Les Français à nouveau ne parlent plus que de ça: un mois et demi après avoir sombré dans la sidération après l'arrestation de Dominique Strauss-Kahn, ils oscillent entre stupéfaction, doutes, questionnement et examen de conscience après sa libération sur parole.

Ils avaient en tête les photos de l'ancien patron français du FMI menotté et mal rasé. Ils l'ont découvert libre, visage radieux et cravate bleu.

«Je vais de sidération en sidération. Seul un scénariste d'Hollywood aurait pu imaginer un tel scénario», a réagi le centriste François Bayrou.

Le 15 mai, les Français avaient reçu un véritable coup sur la tête en apprenant au réveil que le favori des sondages pour la présidentielle de 2012 venait d'être arrêté à New York, accusé d'agression sexuelle par une femme de chambre dans un hôtel.

Aujourd'hui, «nouveau séisme» politico-médiatique, estiment les éditorialistes alors que depuis vendredi est envisagée la possibilité d'un abandon des accusations suite à des révélations décrédibilisant la plaignante et qu'un retour en politique n'est plus exclu.

«Cela va complètement dans l'autre sens. L'idée d'aller vers un non-lieu paraît incroyable», commente Sabine de Marigny, styliste de 44 ans.

Terriblement choqués à l'époque d'avoir vu la justice américaine laisser les caméras entrer en salle d'audience filmer le destin de l'homme brisé, les Français semblent tout aussi surpris de la voir capable de faire marche arrière.

«Ce qui est étonnant, c'est l'honnêteté du procureur Cyrus Vance qui au début était agressif et aujourd'hui reconnaît qu'il a des doutes», explique François Decodts, chômeur de 36 ans.

La théorie du complot, à laquelle près de 60% des Français adhéraient dans les jours qui ont suivi l'arrestation de DSK, revient à nouveau dans les conversations en public ou en privé. «Crapuleux ou politique ?» se demande-t-on.

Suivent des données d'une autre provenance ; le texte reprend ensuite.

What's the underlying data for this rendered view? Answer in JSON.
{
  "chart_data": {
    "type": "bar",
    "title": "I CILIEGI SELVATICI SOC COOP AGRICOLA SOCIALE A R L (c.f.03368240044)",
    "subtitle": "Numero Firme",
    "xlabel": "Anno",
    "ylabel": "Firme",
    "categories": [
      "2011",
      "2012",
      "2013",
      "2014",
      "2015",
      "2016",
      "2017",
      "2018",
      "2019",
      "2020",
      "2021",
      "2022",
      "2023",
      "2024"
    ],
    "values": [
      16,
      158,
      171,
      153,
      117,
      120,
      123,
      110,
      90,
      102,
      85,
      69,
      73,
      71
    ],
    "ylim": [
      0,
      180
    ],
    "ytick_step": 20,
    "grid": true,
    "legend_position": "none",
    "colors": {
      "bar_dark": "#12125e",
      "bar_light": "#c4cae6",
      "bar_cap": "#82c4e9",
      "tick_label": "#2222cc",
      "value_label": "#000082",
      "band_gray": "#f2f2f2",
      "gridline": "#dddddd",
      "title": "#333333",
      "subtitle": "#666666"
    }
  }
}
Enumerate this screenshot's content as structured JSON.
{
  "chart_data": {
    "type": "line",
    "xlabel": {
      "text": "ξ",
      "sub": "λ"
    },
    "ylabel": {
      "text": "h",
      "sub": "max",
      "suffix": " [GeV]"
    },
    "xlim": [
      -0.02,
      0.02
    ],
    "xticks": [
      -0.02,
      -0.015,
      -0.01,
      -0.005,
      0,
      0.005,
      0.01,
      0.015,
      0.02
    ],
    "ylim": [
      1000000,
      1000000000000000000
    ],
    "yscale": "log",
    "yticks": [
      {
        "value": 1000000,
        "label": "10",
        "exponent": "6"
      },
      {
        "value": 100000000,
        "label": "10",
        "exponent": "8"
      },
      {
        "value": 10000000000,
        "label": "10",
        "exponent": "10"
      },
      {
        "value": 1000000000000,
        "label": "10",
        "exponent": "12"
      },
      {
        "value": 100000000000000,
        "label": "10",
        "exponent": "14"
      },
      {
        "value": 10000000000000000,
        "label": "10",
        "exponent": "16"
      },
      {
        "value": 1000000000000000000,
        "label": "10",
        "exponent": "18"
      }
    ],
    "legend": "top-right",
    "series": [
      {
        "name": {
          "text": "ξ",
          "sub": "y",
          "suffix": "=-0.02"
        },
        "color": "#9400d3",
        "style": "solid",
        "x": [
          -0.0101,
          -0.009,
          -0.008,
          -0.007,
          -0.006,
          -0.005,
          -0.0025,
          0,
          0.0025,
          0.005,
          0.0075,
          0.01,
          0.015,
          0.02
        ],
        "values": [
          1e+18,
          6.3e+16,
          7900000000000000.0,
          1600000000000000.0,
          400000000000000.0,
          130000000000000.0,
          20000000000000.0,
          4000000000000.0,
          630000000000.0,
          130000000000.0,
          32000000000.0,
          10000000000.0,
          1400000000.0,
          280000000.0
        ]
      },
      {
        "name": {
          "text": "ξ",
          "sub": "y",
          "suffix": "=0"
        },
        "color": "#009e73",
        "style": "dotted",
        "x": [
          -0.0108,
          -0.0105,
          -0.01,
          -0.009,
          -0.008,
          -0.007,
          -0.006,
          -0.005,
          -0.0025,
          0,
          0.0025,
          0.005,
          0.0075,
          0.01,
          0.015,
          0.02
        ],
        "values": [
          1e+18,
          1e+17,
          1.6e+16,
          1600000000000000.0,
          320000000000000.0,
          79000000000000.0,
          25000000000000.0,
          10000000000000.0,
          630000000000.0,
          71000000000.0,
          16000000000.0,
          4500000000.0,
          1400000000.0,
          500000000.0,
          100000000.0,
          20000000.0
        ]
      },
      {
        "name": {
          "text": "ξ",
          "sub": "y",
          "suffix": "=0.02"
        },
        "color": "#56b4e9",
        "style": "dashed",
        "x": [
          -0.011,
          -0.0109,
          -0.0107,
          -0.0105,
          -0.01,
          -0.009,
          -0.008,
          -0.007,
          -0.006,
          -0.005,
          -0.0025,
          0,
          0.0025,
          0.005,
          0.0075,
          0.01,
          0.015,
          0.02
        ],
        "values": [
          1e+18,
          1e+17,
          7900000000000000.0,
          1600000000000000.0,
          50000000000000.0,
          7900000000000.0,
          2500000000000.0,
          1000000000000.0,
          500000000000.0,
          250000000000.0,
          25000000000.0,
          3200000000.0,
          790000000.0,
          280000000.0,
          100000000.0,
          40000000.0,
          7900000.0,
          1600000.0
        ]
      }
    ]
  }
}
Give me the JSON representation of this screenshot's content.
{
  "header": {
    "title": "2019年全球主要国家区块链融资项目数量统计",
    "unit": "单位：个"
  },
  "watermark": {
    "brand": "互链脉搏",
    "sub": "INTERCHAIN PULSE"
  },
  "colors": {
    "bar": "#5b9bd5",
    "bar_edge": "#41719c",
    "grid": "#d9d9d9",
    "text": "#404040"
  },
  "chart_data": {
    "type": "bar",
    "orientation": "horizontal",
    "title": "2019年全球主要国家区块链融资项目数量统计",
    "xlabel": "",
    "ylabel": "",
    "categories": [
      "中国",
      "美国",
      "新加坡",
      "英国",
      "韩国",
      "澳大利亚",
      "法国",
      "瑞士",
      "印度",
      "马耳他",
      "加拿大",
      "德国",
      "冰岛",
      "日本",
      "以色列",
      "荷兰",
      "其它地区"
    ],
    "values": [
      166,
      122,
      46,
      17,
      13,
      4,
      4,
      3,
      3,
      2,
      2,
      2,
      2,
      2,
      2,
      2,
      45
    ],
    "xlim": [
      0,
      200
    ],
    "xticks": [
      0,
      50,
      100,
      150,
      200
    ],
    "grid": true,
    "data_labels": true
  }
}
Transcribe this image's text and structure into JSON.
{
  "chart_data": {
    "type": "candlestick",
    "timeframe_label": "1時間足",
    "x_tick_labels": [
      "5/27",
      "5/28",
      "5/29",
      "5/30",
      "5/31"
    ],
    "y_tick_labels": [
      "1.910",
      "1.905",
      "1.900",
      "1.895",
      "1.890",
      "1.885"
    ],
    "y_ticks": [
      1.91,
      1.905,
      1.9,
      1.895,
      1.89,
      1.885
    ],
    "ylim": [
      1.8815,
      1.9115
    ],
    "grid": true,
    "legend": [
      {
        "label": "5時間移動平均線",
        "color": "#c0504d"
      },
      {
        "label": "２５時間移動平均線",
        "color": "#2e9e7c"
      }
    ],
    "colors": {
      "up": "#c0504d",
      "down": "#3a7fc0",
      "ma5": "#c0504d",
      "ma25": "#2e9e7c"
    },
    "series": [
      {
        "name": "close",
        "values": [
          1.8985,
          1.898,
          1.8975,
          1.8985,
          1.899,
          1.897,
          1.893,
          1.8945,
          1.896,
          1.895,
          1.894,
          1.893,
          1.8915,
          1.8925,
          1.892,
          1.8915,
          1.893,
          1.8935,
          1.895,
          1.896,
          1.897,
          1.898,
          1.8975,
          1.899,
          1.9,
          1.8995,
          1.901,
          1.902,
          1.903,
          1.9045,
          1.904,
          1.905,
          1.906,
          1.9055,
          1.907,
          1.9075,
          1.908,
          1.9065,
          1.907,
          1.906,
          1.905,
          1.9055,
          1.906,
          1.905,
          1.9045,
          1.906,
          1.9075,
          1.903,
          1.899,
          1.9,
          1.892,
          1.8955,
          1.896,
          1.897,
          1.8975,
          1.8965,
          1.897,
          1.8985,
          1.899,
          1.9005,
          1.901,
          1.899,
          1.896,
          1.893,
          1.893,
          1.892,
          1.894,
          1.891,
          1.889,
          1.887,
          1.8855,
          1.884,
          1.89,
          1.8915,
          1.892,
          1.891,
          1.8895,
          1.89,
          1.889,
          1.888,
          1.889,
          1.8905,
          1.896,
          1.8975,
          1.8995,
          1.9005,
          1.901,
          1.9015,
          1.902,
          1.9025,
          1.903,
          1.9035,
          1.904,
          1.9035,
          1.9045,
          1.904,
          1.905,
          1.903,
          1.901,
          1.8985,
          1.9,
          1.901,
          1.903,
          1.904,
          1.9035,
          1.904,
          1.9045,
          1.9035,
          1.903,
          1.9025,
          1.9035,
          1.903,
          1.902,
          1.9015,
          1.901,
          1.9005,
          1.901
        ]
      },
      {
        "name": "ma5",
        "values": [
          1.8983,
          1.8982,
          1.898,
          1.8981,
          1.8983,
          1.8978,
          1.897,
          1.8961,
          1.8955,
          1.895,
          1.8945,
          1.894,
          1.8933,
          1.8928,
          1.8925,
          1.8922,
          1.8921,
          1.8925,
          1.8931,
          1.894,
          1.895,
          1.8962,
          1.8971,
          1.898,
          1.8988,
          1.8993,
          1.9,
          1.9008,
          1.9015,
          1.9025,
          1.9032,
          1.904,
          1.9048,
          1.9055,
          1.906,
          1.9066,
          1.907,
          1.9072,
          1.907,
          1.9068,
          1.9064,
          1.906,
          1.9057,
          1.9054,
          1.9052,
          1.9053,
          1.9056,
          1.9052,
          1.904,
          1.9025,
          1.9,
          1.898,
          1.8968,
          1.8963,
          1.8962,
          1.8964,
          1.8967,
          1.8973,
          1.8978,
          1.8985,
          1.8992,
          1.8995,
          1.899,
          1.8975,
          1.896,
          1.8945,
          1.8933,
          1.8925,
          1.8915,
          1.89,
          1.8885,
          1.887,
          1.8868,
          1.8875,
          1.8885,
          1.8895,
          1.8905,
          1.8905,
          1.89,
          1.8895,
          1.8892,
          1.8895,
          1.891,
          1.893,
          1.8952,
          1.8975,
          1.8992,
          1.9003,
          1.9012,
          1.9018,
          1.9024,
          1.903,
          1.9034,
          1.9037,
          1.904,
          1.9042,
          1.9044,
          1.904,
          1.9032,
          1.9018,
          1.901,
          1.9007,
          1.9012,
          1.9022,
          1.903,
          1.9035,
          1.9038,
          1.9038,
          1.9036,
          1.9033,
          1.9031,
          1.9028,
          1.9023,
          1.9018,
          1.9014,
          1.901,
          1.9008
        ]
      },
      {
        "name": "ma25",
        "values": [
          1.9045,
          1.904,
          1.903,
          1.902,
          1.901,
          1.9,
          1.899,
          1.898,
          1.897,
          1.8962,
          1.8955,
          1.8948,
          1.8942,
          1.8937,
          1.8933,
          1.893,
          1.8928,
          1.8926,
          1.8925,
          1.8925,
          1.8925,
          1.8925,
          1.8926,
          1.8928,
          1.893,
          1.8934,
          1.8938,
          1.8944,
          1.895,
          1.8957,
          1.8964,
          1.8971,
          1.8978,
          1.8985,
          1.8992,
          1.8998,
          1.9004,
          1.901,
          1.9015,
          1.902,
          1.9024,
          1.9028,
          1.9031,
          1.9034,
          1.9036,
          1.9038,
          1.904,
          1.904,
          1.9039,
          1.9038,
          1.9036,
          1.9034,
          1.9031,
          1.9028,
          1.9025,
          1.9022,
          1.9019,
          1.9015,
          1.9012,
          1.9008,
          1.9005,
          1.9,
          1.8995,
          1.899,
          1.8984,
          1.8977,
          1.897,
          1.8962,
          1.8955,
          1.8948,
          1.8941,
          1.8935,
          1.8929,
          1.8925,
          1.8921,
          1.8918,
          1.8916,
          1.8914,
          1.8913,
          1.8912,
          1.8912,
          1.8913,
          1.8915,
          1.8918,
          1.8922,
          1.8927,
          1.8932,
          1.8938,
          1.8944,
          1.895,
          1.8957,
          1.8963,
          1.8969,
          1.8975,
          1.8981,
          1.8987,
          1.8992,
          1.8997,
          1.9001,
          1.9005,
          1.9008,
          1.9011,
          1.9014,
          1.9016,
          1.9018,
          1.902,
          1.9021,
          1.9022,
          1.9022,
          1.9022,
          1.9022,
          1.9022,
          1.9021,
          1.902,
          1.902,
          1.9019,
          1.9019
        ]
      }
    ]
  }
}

«Je n'étais pas parmi les complotistes mais là, je ne sais plus. Ca ne m'arrive pas souvent mais là, je l'avoue, je ne sais plus», a reconnu François Bayrou.

Du coup, est arrivé le temps de l'examen de conscience, après l'étalage des secrets de la vie sexuelle de l'ancien patron du FMI et l'«emballement» médiatique.

«Dominique Strauss-Kahn n'est pas encore blanchi que s'ouvrent (...) de nombreux procès en pointant du doigt les multiples coupables. Coupable, d'abord, la justice américaine, parce que brutale dans son fonctionnement qui sacralise la parole des victimes. Coupable, le système médiatique qui, chez nous comme aux Etats-Unis, a déversé en boucle les images humiliantes de DSK. Coupable enfin, l'opinion qui, tout en dénonçant le lynchage médiatique, s'est repue du "feuilleton"», écrit le quotidien régional La République du Centre.

Et déjà la question est posée: s'il est blanchi, Dominique Strauss-Kahn se présentera-t-il à la primaire que viennent de lancer les socialistes pour désigner leur candidat à la présidentielle de 2012? «S'il se présentait, tu voterais pour lui?» se demande-t-on entre amis ou en famille.

Mais pour une grande partie de la presse, l'homme est hors jeu. «Cette affaire lui a forgé une image de richissime bourgeois machiste, qui ne peut que le couper d'une partie de l'électorat populaire de la gauche et ne lui permet plus de mordre dans l'électorat centriste et féminin», analyse le quotidien régional L'Alsace.

Ingrid Perez, assistante immobilière de 25 ans, se dit ainsi certaine qu'il a «réussi à être libéré car il a de l'influence et de l'argent» - faisant au passage une confusion entre son train de vie et la fortune de son épouse Anne Sinclair, qui a dépensé des sommes folles pour régler la caution et payer le dispositif de l'assignation à résidence.

Au travers de cette histoire aura au moins été ouvert le débat sur le machisme politique en France, notent certains. Dans la foulée, un ministre a été accusé de viols, entraînant sa démission et son inculpation. «Cette affaire a délié les langues des femmes, j'espère que ce ne sera pas un feu de paille», dit Marguerite, directrice de marketing de 37 ans.